Il 1942 è la guerra vinta dalla Germania: dal Bug ai Pirenei, da Lubiana al circolo polare artico, con i Balcani e l’Italia infeudati. Il 1943 è un’altra storia. Il sangue sì, la lingua pure, ma dopo l’8 settembre, quando i tirolesi a Brunico tirarono fuori dalle cantine le opere d’arte che per venticinque anni avevano celato agli italiani, i tedeschi se le presero e le trafugarono. E anche il seguito non fu edificante. I tirolesi d’Italia avevano scelto in massa la Germania al referendum privato promosso da Mussolini. Poi si ricredettero, ma con dolore. Lilli Gruber ci ritorna su esuberante, dopo il successo del primo volet, “Eredità”, lasciando intuire una saga. Fa la storia felice di un’infelicità.
Sull’attendibilità storica non si può dire. C’è un solo precedente narrativo sul Sud Tirolo nella guerra, “Discrezioni”, di Mary De Rachewiltz, la figlia di Ezra Pound e Olga Rudge. Mary, cresciuta dalla nascita in una famiglia tirolese, pur nella discrezione, affettuosa (ha assunto perfino i tratti somatici tirolesi, che a lungo ha sottolineato con  l’acconciatura e l’abbigliamento), ne dà un altro aspetto. Molto meno da cavaliere errante. Ma la ricostruzione di Lilli è accattivante, se non persuasiva.

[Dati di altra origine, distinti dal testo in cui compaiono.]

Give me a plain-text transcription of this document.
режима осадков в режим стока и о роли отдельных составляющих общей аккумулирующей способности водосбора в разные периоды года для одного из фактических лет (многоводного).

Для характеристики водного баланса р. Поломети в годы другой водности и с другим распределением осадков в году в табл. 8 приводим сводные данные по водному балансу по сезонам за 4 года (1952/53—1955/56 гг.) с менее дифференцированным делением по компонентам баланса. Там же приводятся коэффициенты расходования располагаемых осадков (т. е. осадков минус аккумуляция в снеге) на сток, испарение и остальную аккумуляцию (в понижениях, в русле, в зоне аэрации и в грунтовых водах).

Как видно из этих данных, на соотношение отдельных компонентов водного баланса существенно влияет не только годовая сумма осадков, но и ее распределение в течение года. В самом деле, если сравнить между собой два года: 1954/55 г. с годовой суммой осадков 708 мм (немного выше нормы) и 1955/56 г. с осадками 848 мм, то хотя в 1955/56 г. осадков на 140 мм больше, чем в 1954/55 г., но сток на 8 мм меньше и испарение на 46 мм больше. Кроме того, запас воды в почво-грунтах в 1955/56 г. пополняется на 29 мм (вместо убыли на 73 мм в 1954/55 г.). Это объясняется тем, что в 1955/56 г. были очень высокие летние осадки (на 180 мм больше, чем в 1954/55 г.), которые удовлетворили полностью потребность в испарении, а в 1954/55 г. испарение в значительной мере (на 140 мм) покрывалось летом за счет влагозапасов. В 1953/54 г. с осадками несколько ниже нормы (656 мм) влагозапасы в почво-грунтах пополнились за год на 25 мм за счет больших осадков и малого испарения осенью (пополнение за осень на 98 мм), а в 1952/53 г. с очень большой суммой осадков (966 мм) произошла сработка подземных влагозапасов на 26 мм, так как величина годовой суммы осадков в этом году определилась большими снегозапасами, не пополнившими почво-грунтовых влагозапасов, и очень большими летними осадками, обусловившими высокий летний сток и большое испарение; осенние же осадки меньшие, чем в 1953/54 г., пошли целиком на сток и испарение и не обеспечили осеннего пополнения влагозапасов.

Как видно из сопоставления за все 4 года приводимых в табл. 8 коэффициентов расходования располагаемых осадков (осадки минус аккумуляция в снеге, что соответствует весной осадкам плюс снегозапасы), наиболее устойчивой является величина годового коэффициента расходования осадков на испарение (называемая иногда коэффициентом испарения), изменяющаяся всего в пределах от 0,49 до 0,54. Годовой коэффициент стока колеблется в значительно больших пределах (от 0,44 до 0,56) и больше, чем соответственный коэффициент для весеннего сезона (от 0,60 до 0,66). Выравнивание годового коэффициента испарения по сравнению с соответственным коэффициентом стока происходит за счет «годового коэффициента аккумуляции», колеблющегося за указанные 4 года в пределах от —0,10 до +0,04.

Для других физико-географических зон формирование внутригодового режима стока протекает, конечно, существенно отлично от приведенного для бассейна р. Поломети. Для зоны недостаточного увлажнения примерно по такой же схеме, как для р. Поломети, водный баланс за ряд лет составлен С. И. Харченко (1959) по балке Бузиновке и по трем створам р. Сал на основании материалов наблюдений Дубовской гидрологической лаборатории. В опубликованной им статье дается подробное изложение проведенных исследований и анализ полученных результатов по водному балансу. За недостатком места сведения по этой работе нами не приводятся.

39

È la storia di un’infelicità di un mondo, a posteriori, felice. Oggi i sudtirolesi sono probabilmente, malgrado tutto, la comunità meglio acquartierata in una paese allogeno, tedeschi in Italia. Sicuramente la più ricca, in Italia e anche in Europa, e quindi nel mondo. Grazie anche alla loro operosità e intelligenza, certo: tradizionalisti e aperti al nuovo. Ma in ambiente favorevole. Erano tignosi prima, e i soli tedeschi antitaliani, l’autrice non trascuri questo particolare – lei che è una dei pochi in Sud Tirolo che hanno fatto gli studi in Italia. Prima non nel fascismo, che sempre portano a giustificazione: nel 1903, quando il Tirolo era austriaco, invasero Innsbruck per prendersi l’università e Francesco Giuseppe dovette abolire le cattedre italiane. È così che nasce una tradizione - questa avrebbe meritato di uscire in “Eredità”. Si sono rifatti diventando i più ricchi d’Europa, con i soldi di Roma.